Historically, the industry has produced a trade surplus, meaning that foreigners spent more visiting the United States than Americans spent abroad on travel. But at the same time that international inbound travel has declined, the number of Americans traveling abroad has continued to increase.

In April, after international travel to the United States experienced a decline, the US Travel Association said the country was running at a $50 billion travel trade deficit, marking “a sharp reversal from our historical surplus in travel exports.” In 2022, the United States had a $3.5 billion travel trade surplus, according to data from the US Department of Commerce.

The recent US Travel Association’s travel forecast also said the number of international arrivals to the United States was expected to decline by 6.3% in 2025 compared to 2024, marking the first decline in inbound travel since 2020. Visitor spending was expected to decline by 3.2%.

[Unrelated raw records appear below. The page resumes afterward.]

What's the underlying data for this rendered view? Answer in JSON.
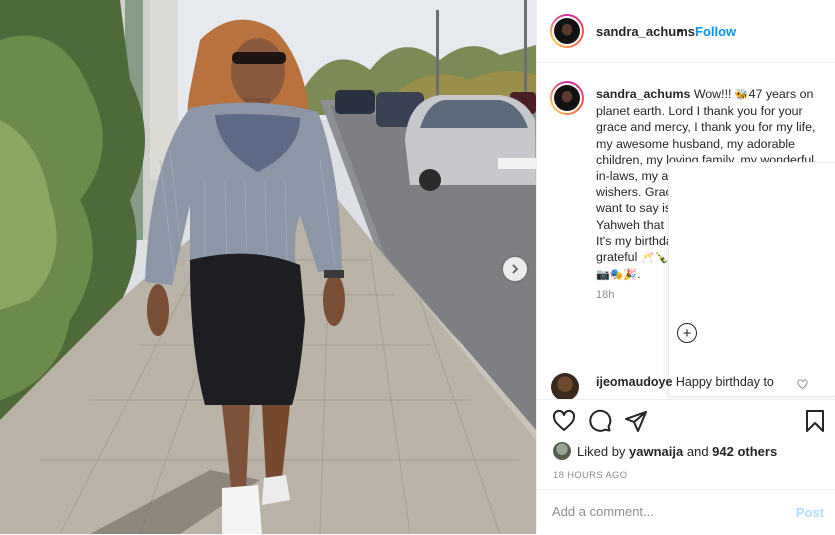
{
  "post": {
    "username": "sandra_achums",
    "dot": "•",
    "follow_label": "Follow"
  },
  "caption": {
    "username": "sandra_achums",
    "text_part1": "Wow!!! ",
    "emoji1": "🐝",
    "text_part2": "47 years on planet earth. Lord I thank you for your grace and mercy, I thank you for my life, my awesome husband, my adorable children, my loving family, my wonderful in-laws, my amazing friends and well wishers. Gracious and glorious lord, all I want to say is thank you. It's only you Yahweh that made everything possible. It's my birthday and i will be forever grateful ",
    "emoji2": "🥂🍾🏡",
    "emoji3": "📷🎭🎉",
    "time": "18h"
  },
  "comment": {
    "username": "ijeomaudoye",
    "text": "Happy birthday to"
  },
  "likes": {
    "prefix": "Liked by ",
    "user": "yawnaija",
    "and": " and ",
    "count": "942 others"
  },
  "timestamp": "18 HOURS AGO",
  "add_comment": {
    "placeholder": "Add a comment...",
    "post_label": "Post"
  },
  "icons": {
    "like": "heart-icon",
    "comment": "comment-bubble-icon",
    "share": "paper-plane-icon",
    "save": "bookmark-icon",
    "next": "chevron-right-icon",
    "add": "plus-circle-icon"
  },
  "colors": {
    "link": "#0095f6",
    "post_disabled": "#b2dffc",
    "muted": "#8e8e8e",
    "text": "#262626"
  }
}
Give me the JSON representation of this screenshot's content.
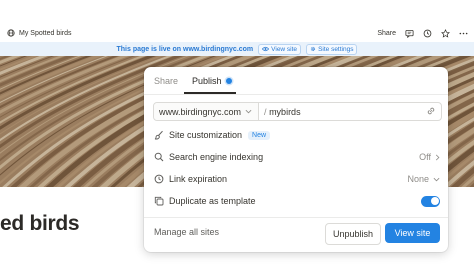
{
  "topbar": {
    "page_title": "My Spotted birds",
    "share_label": "Share"
  },
  "banner": {
    "message": "This page is live on www.birdingnyc.com",
    "view_site": "View site",
    "site_settings": "Site settings"
  },
  "page": {
    "heading": "ed birds"
  },
  "publish_panel": {
    "tabs": {
      "share": "Share",
      "publish": "Publish"
    },
    "domain": "www.birdingnyc.com",
    "slug_separator": "/",
    "slug": "mybirds",
    "rows": {
      "customization": {
        "label": "Site customization",
        "badge": "New"
      },
      "indexing": {
        "label": "Search engine indexing",
        "value": "Off"
      },
      "expiration": {
        "label": "Link expiration",
        "value": "None"
      },
      "duplicate": {
        "label": "Duplicate as template",
        "enabled": true
      }
    },
    "manage_label": "Manage all sites",
    "unpublish_label": "Unpublish",
    "view_site_label": "View site"
  },
  "colors": {
    "accent": "#2383e2",
    "banner_bg": "#e9f2fb",
    "banner_text": "#2a7ad3"
  },
  "icons": [
    "globe-icon",
    "comment-icon",
    "clock-icon",
    "star-icon",
    "more-icon",
    "eye-icon",
    "gear-icon",
    "chevron-down-icon",
    "link-icon",
    "brush-icon",
    "search-icon",
    "duplicate-icon",
    "chevron-right-icon"
  ]
}
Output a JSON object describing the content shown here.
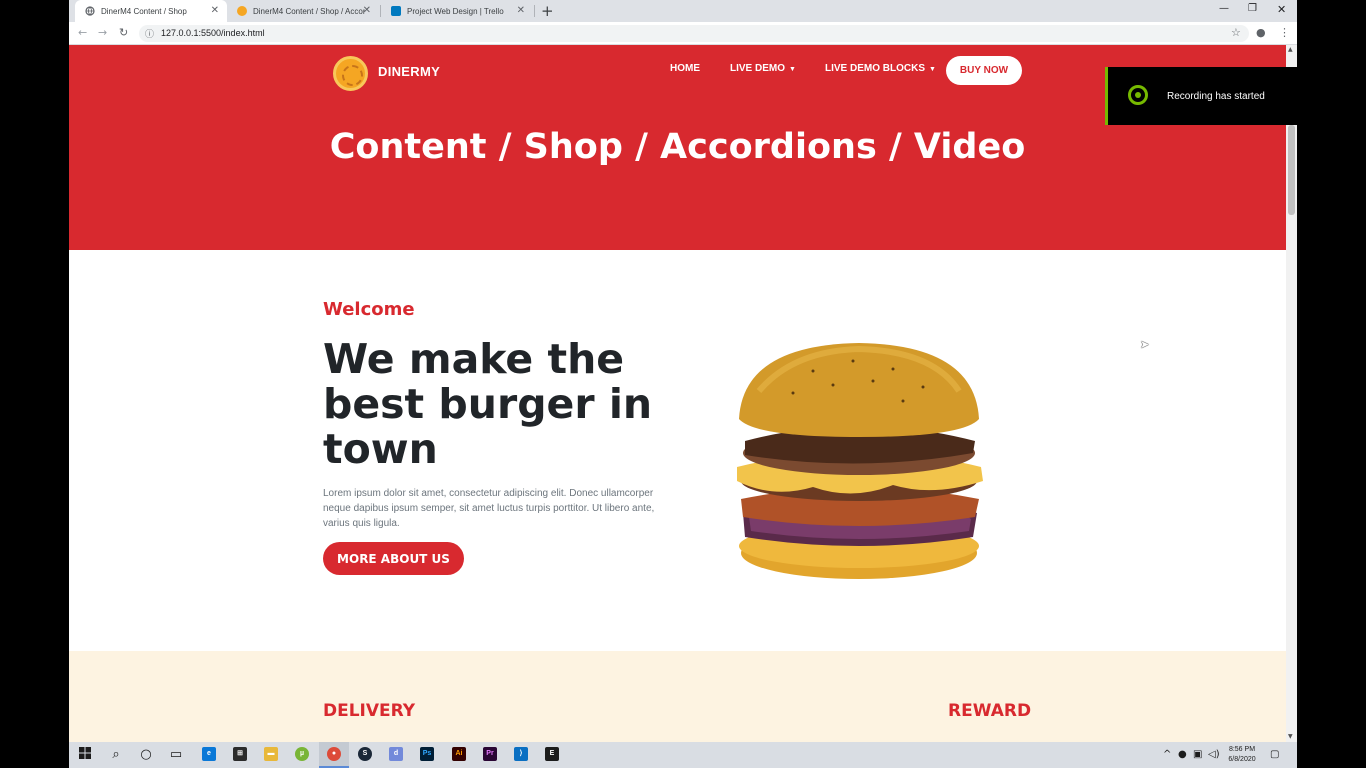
{
  "browser": {
    "tabs": [
      {
        "label": "DinerM4 Content / Shop",
        "active": true
      },
      {
        "label": "DinerM4 Content / Shop / Accor...",
        "active": false
      },
      {
        "label": "Project Web Design | Trello",
        "active": false
      }
    ],
    "url": "127.0.0.1:5500/index.html"
  },
  "site": {
    "brand": "DINERMY",
    "nav": {
      "home": "HOME",
      "live_demo": "LIVE DEMO",
      "live_demo_blocks": "LIVE DEMO BLOCKS",
      "buy_now": "BUY NOW"
    },
    "hero_title": "Content / Shop / Accordions / Video",
    "welcome": "Welcome",
    "headline": "We make the best burger in town",
    "lorem": "Lorem ipsum dolor sit amet, consectetur adipiscing elit. Donec ullamcorper neque dapibus ipsum semper, sit amet luctus turpis porttitor. Ut libero ante, varius quis ligula.",
    "more_button": "MORE ABOUT US",
    "features": {
      "delivery": "DELIVERY",
      "reward": "REWARD"
    }
  },
  "notification": {
    "message": "Recording has started"
  },
  "taskbar": {
    "clock_time": "8:56 PM",
    "clock_date": "6/8/2020"
  },
  "colors": {
    "brand_red": "#d8292f",
    "band_cream": "#fdf3e1",
    "nvidia_green": "#76b900"
  }
}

The US Travel Association said the decline in visitors from Canada was the primary driver of the decrease. Some Canadians began boycotting travel to the United States earlier this year in response to Trump’s tariffs and comments about making the neighbor to the north the 51st state.

In August, the number of Canadians returning to the country from the United States by car was down nearly 34% compared to the same month a year prior, according to data from the Canadian government. United States border towns and business owners recently told Business Insider they are feeling the economic impact of fewer Canadian visitors.

There are a couple of major travel events coming up next year that could help reverse the decline in international visitors to the United States: the FIFA World Cup and celebrations for America’s 250th birthday. The US Travel Association said it expects international visitation to resume growth as a result of these events.

However, it also said the United States is at risk of further deterring international visitors due to “potential increases in visa fees, extended wait times for visa applications and renewals, and negative sentiment towards the U.S. in key markets.”